Non-owner policies in Louisiana from non-standard carriers typically run $85 to $140 per month. The General, Progressive, Geico, and USAA all write non-owner SR-22 in Louisiana; The General and Progressive offer online quotes, Geico requires a phone call, USAA restricts eligibility to military members and their families. The policy covers you when driving a vehicle you do not own (borrowed car, rental car, employer vehicle) but does not cover a vehicle registered in your name or a vehicle you drive regularly that is titled to a household member. If you live with someone who owns a car and you drive it more than once per week, insurers will require you to be listed on their policy or purchase an owner policy yourself.

Compare Carriers Filing SR-22 in Your Parish

Non-standard carrier rates vary by Louisiana parish, prior insurance history, age, and whether you need owner or non-owner coverage. A 28-year-old in Orleans Parish with a first-offense DWI and six months of prior continuous coverage before suspension will receive different quotes than a 45-year-old in Caddo Parish with the same conviction but a two-year lapse in coverage before the DWI. The only way to identify the lowest rate for your specific profile is to request quotes from all six carriers writing post-DWI policies in Louisiana and compare monthly premiums, SR-22 filing fees, and payment plan options side by side.

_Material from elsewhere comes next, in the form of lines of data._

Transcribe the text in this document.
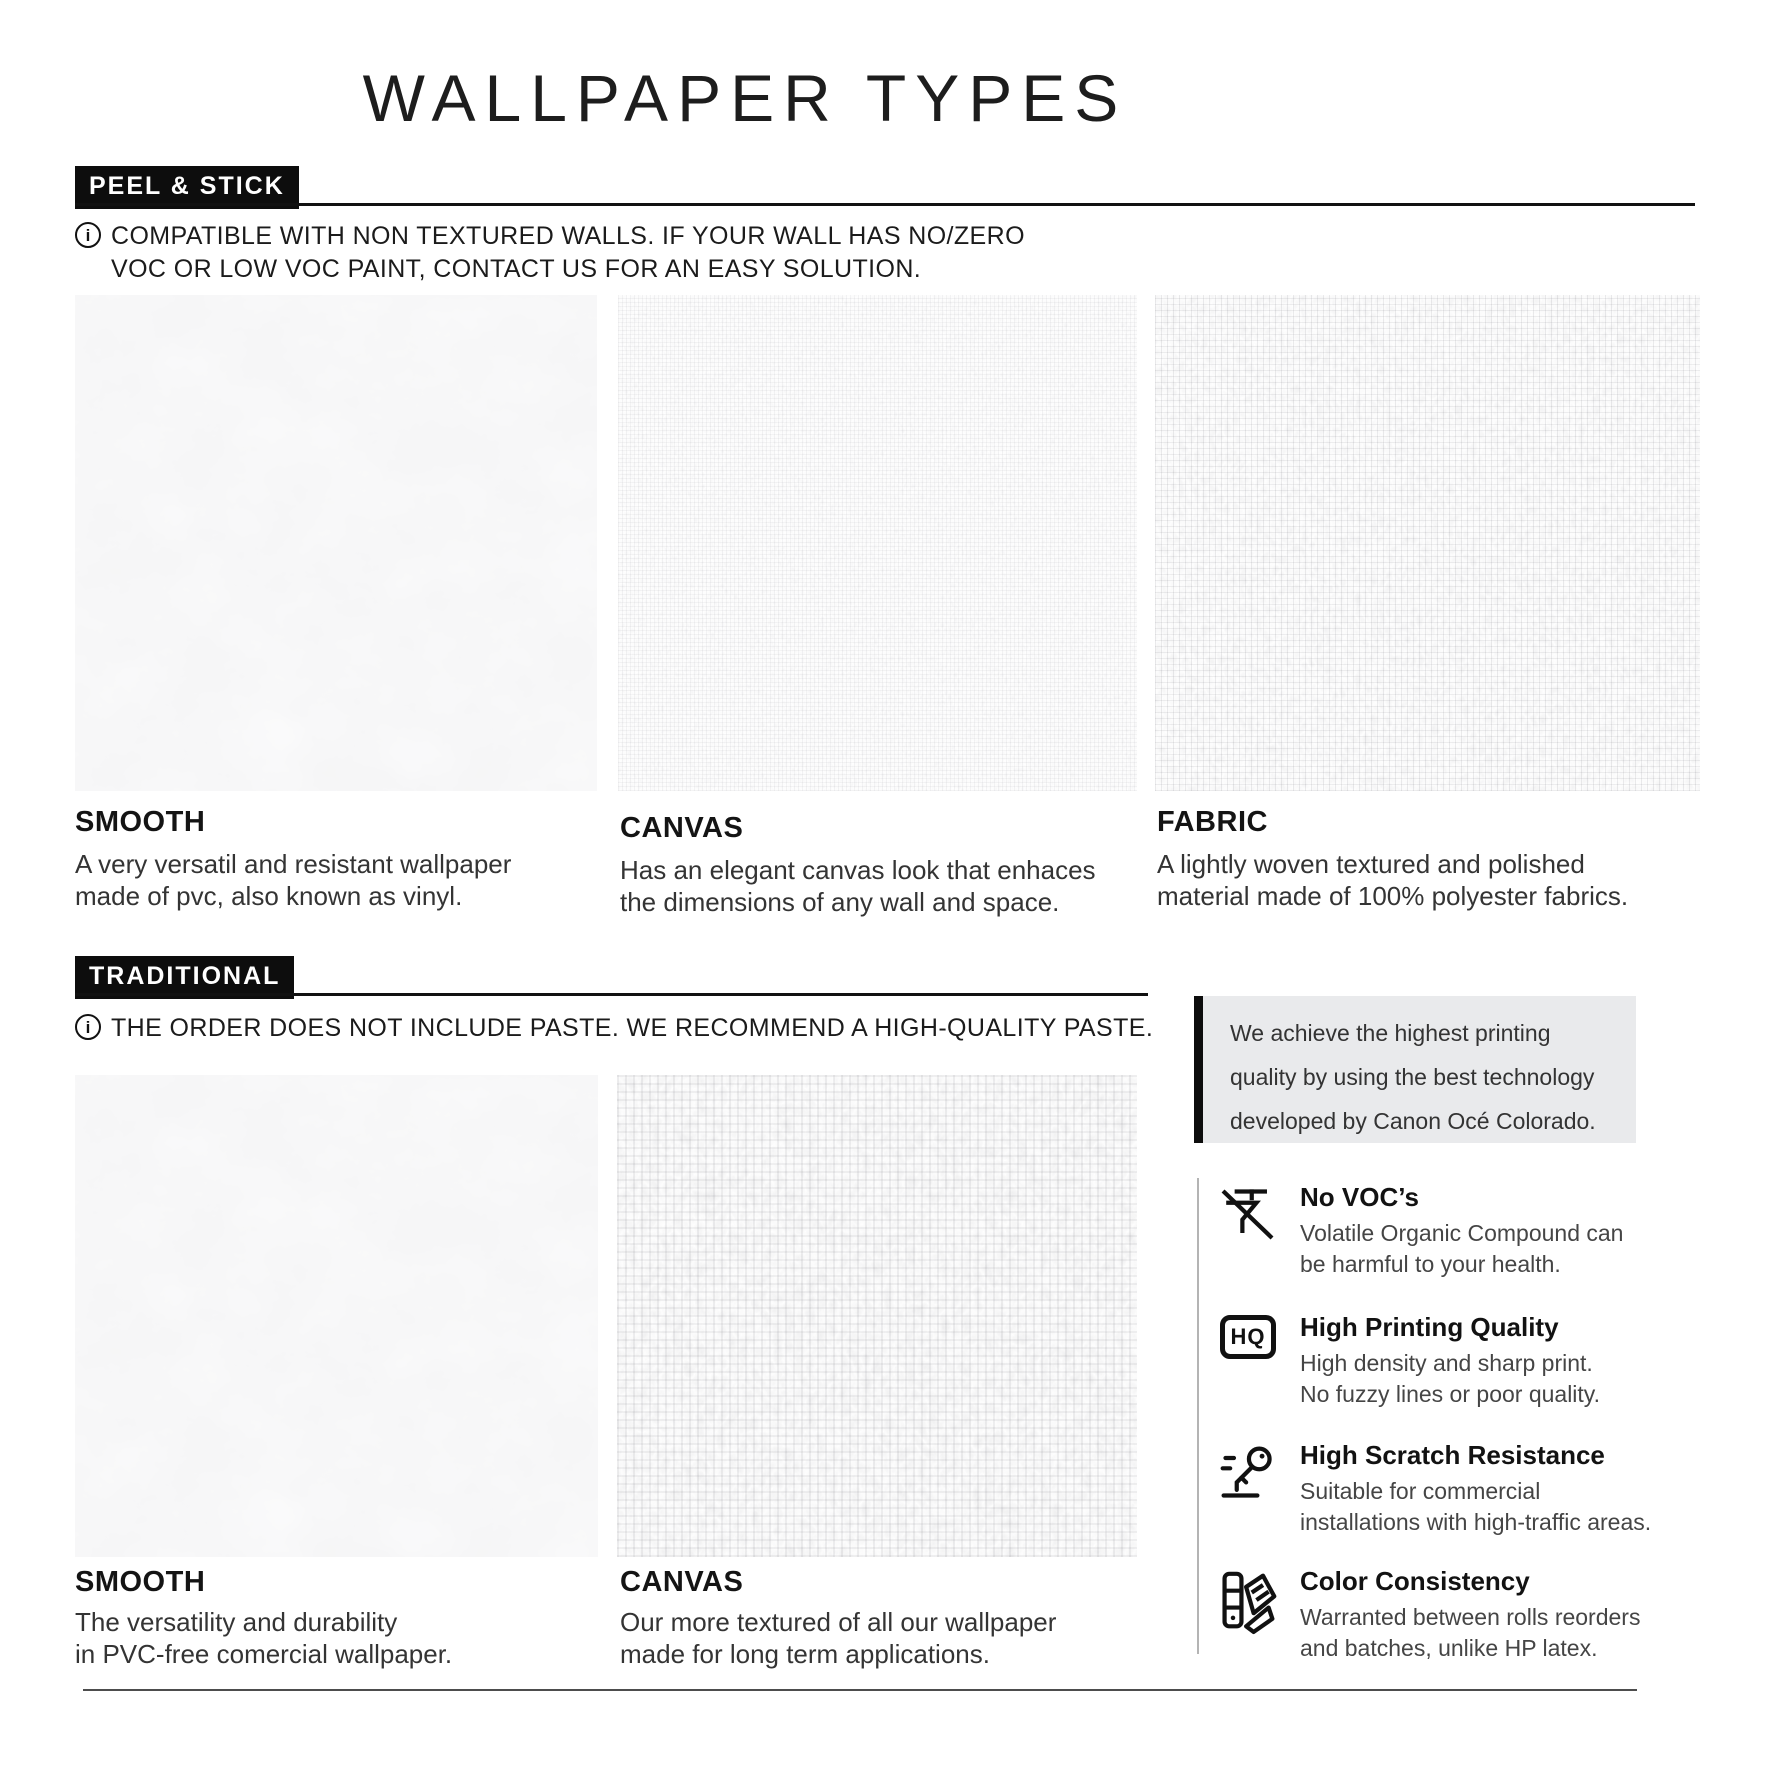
WALLPAPER TYPES
PEEL & STICK
i COMPATIBLE WITH NON TEXTURED WALLS. IF YOUR WALL HAS NO/ZERO
VOC OR LOW VOC PAINT, CONTACT US FOR AN EASY SOLUTION.
SMOOTH
A very versatil and resistant wallpaper
made of pvc, also known as vinyl.
CANVAS
Has an elegant canvas look that enhaces
the dimensions of any wall and space.
FABRIC
A lightly woven textured and polished
material made of 100% polyester fabrics.
TRADITIONAL
i THE ORDER DOES NOT INCLUDE PASTE. WE RECOMMEND A HIGH-QUALITY PASTE.
SMOOTH
The versatility and durability
in PVC-free comercial wallpaper.
CANVAS
Our more textured of all our wallpaper
made for long term applications.
We achieve the highest printing
quality by using the best technology
developed by Canon Océ Colorado.
No VOC’s
Volatile Organic Compound can
be harmful to your health.
HQ High Printing Quality
High density and sharp print.
No fuzzy lines or poor quality.
High Scratch Resistance
Suitable for commercial
installations with high-traffic areas.
Color Consistency
Warranted between rolls reorders
and batches, unlike HP latex.
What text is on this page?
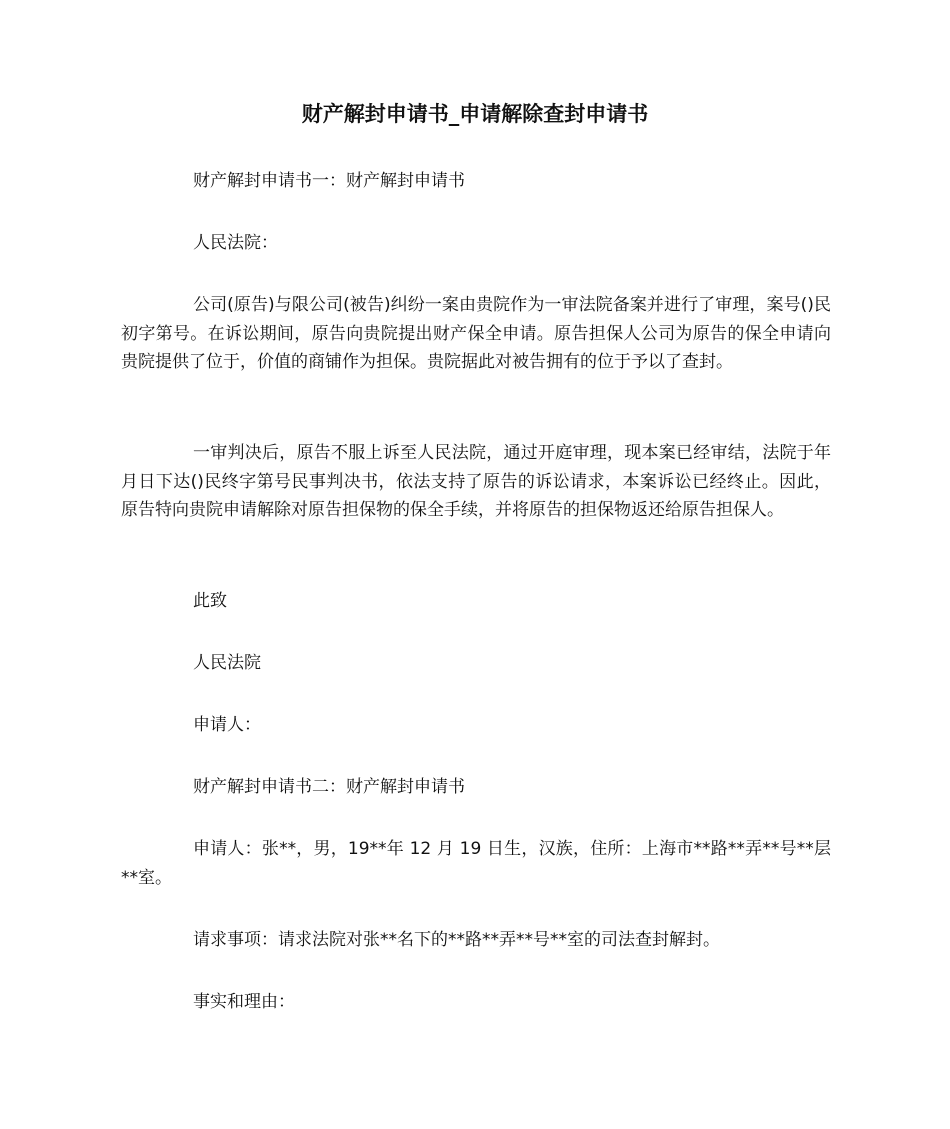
财产解封申请书_申请解除查封申请书

财产解封申请书一：财产解封申请书

人民法院：

公司(原告)与限公司(被告)纠纷一案由贵院作为一审法院备案并进行了审理，案号()民初字第号。在诉讼期间，原告向贵院提出财产保全申请。原告担保人公司为原告的保全申请向贵院提供了位于，价值的商铺作为担保。贵院据此对被告拥有的位于予以了查封。

一审判决后，原告不服上诉至人民法院，通过开庭审理，现本案已经审结，法院于年月日下达()民终字第号民事判决书，依法支持了原告的诉讼请求，本案诉讼已经终止。因此，原告特向贵院申请解除对原告担保物的保全手续，并将原告的担保物返还给原告担保人。

此致

人民法院

申请人：

财产解封申请书二：财产解封申请书

申请人：张**，男，19**年 12 月 19 日生，汉族，住所：上海市**路**弄**号**层**室。

请求事项：请求法院对张**名下的**路**弄**号**室的司法查封解封。

事实和理由：
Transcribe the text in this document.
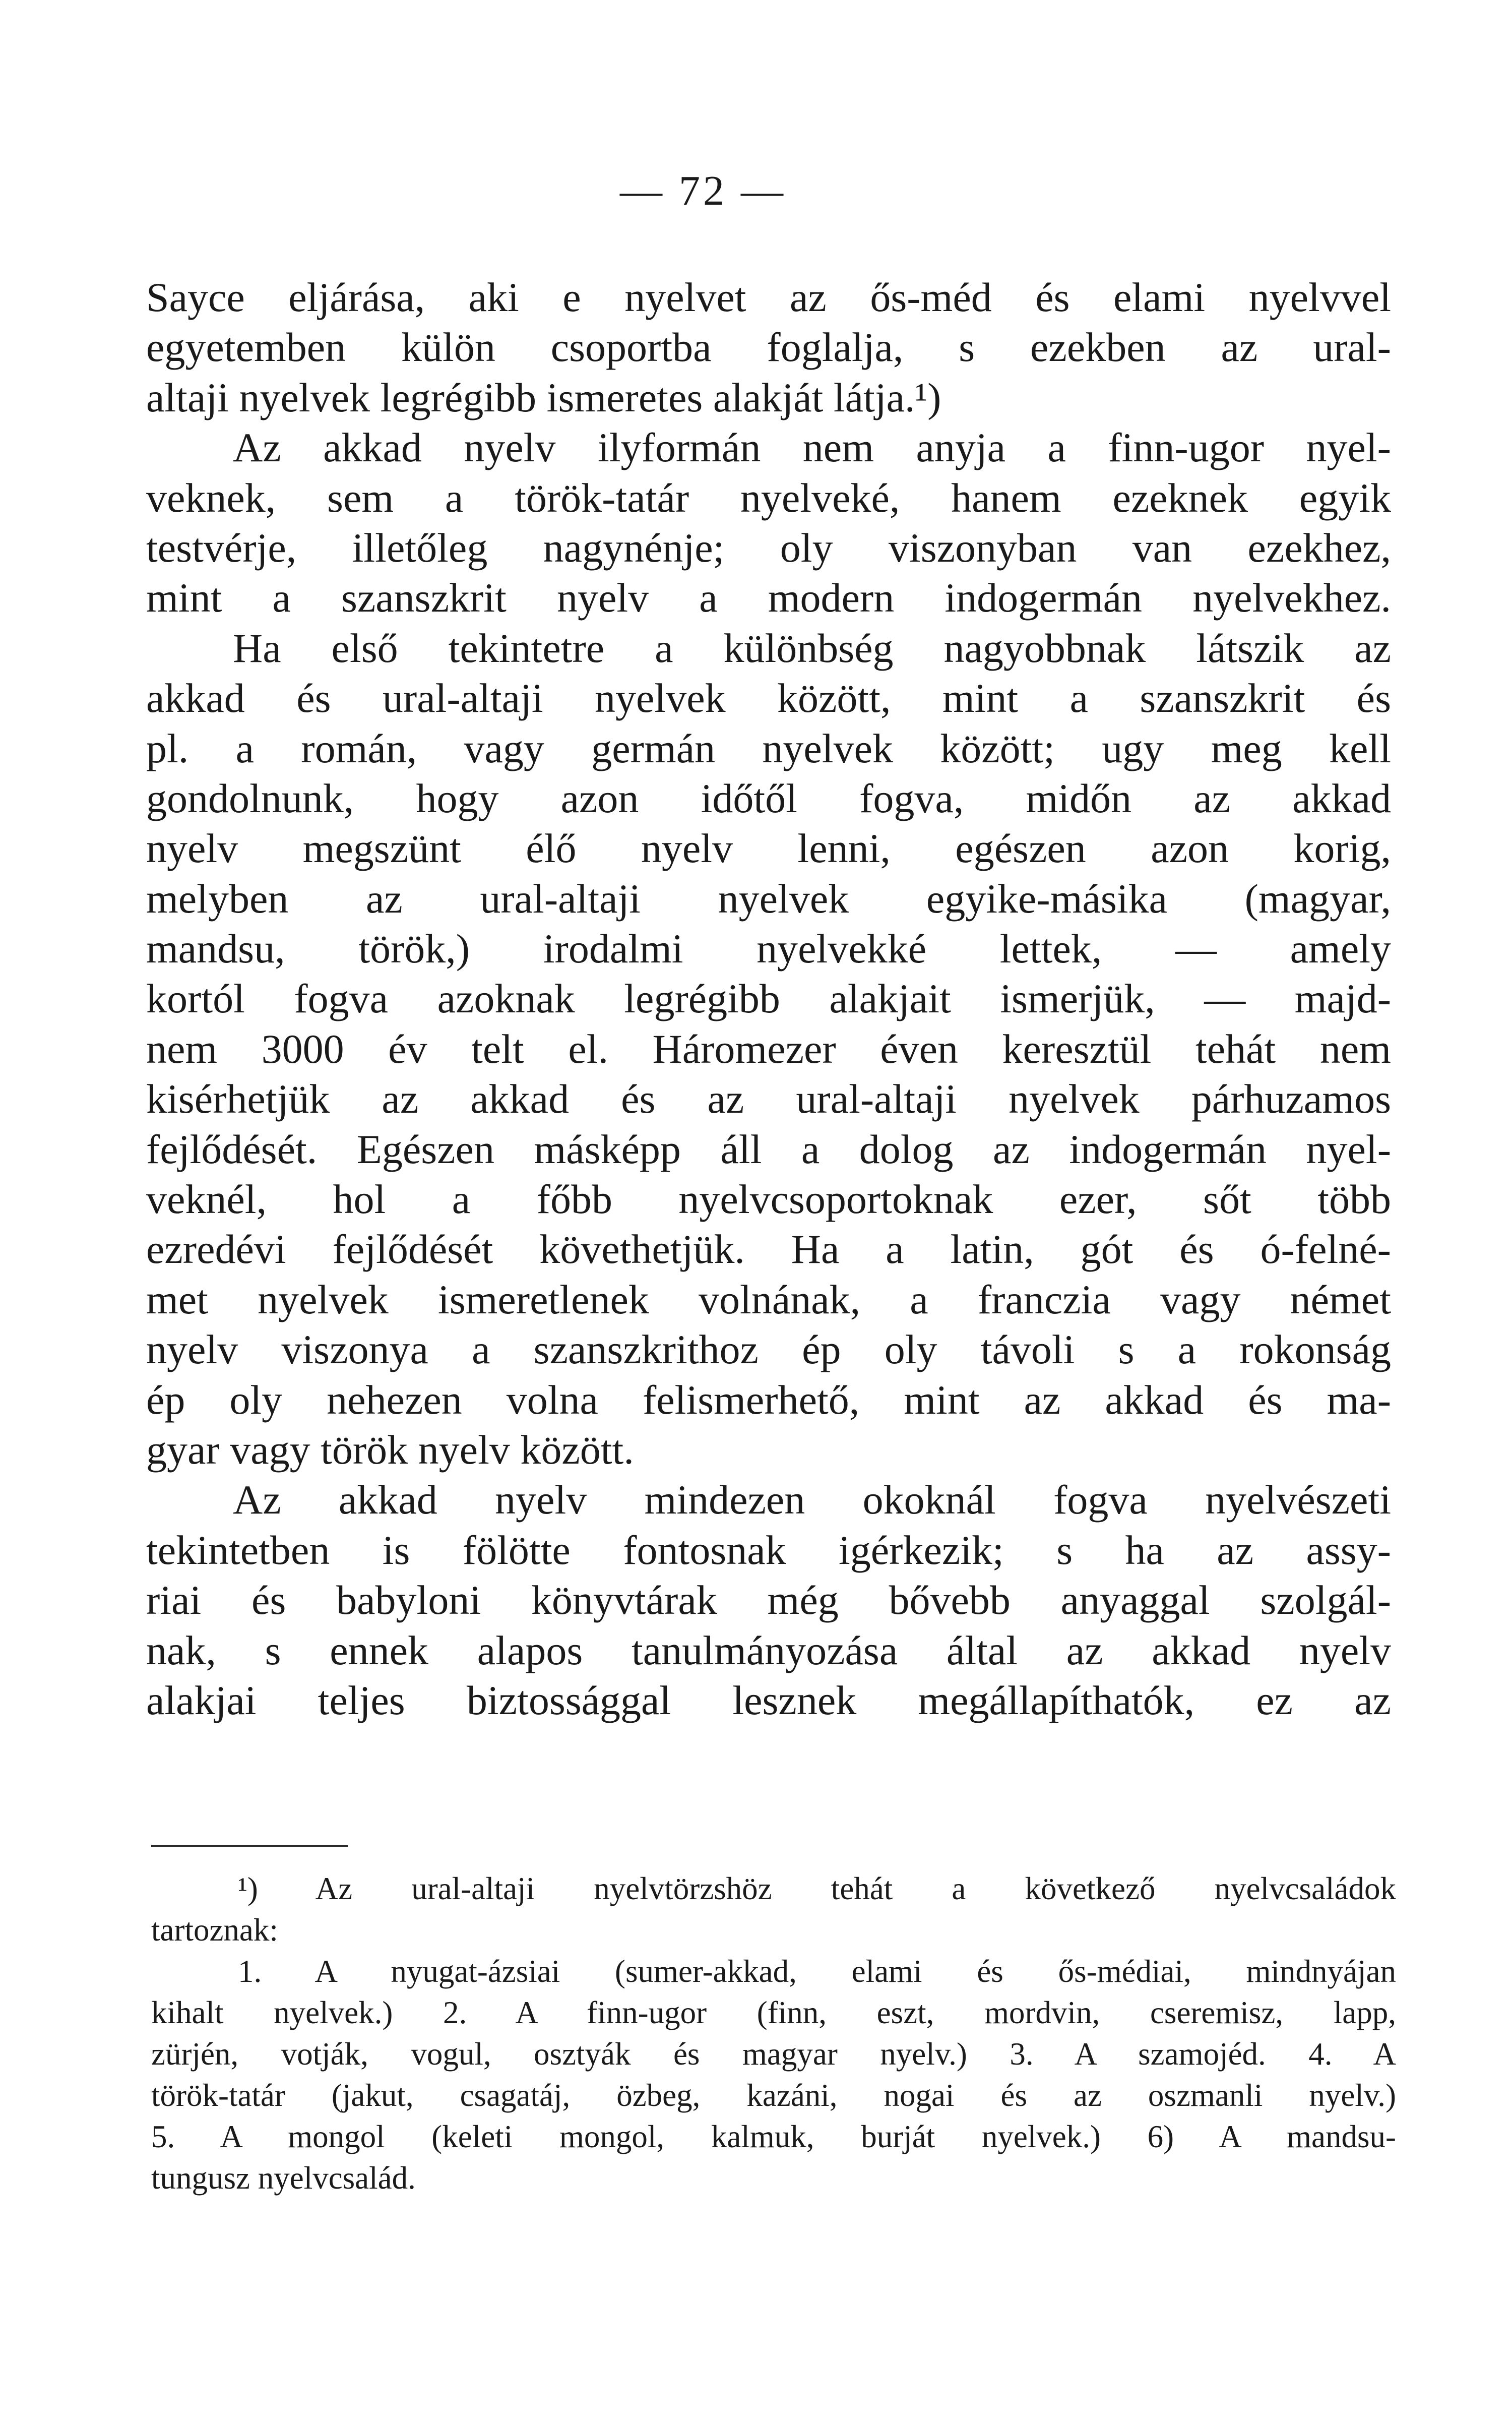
— 72 —
Sayce eljárása, aki e nyelvet az ős-méd és elami nyelvvel
egyetemben külön csoportba foglalja, s ezekben az ural-
altaji nyelvek legrégibb ismeretes alakját látja.¹)
Az akkad nyelv ilyformán nem anyja a finn-ugor nyel-
veknek, sem a török-tatár nyelveké, hanem ezeknek egyik
testvérje, illetőleg nagynénje; oly viszonyban van ezekhez,
mint a szanszkrit nyelv a modern indogermán nyelvekhez.
Ha első tekintetre a különbség nagyobbnak látszik az
akkad és ural-altaji nyelvek között, mint a szanszkrit és
pl. a román, vagy germán nyelvek között; ugy meg kell
gondolnunk, hogy azon időtől fogva, midőn az akkad
nyelv megszünt élő nyelv lenni, egészen azon korig,
melyben az ural-altaji nyelvek egyike-másika (magyar,
mandsu, török,) irodalmi nyelvekké lettek, — amely
kortól fogva azoknak legrégibb alakjait ismerjük, — majd-
nem 3000 év telt el. Háromezer éven keresztül tehát nem
kisérhetjük az akkad és az ural-altaji nyelvek párhuzamos
fejlődését. Egészen másképp áll a dolog az indogermán nyel-
veknél, hol a főbb nyelvcsoportoknak ezer, sőt több
ezredévi fejlődését követhetjük. Ha a latin, gót és ó-felné-
met nyelvek ismeretlenek volnának, a franczia vagy német
nyelv viszonya a szanszkrithoz ép oly távoli s a rokonság
ép oly nehezen volna felismerhető, mint az akkad és ma-
gyar vagy török nyelv között.
Az akkad nyelv mindezen okoknál fogva nyelvészeti
tekintetben is fölötte fontosnak igérkezik; s ha az assy-
riai és babyloni könyvtárak még bővebb anyaggal szolgál-
nak, s ennek alapos tanulmányozása által az akkad nyelv
alakjai teljes biztossággal lesznek megállapíthatók, ez az
¹) Az ural-altaji nyelvtörzshöz tehát a következő nyelvcsaládok
tartoznak:
1. A nyugat-ázsiai (sumer-akkad, elami és ős-médiai, mindnyájan
kihalt nyelvek.) 2. A finn-ugor (finn, eszt, mordvin, cseremisz, lapp,
zürjén, votják, vogul, osztyák és magyar nyelv.) 3. A szamojéd. 4. A
török-tatár (jakut, csagatáj, özbeg, kazáni, nogai és az oszmanli nyelv.)
5. A mongol (keleti mongol, kalmuk, burját nyelvek.) 6) A mandsu-
tungusz nyelvcsalád.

Start with The General, Bristol West, and Direct Auto—non-standard specialists most likely to offer the lowest rates. If those three decline or quote above $220 per month, request quotes from Progressive and National General. Avoid spending time with carriers not listed in the block above; they either do not write DWI policies in Louisiana or price so far above the non-standard market that comparison is pointless. Get all quotes within the same 48-hour window so underwriting pulls reflect identical license status, and make sure every quote includes SR-22 filing at policy bind so you are comparing total out-of-pocket cost to reinstate.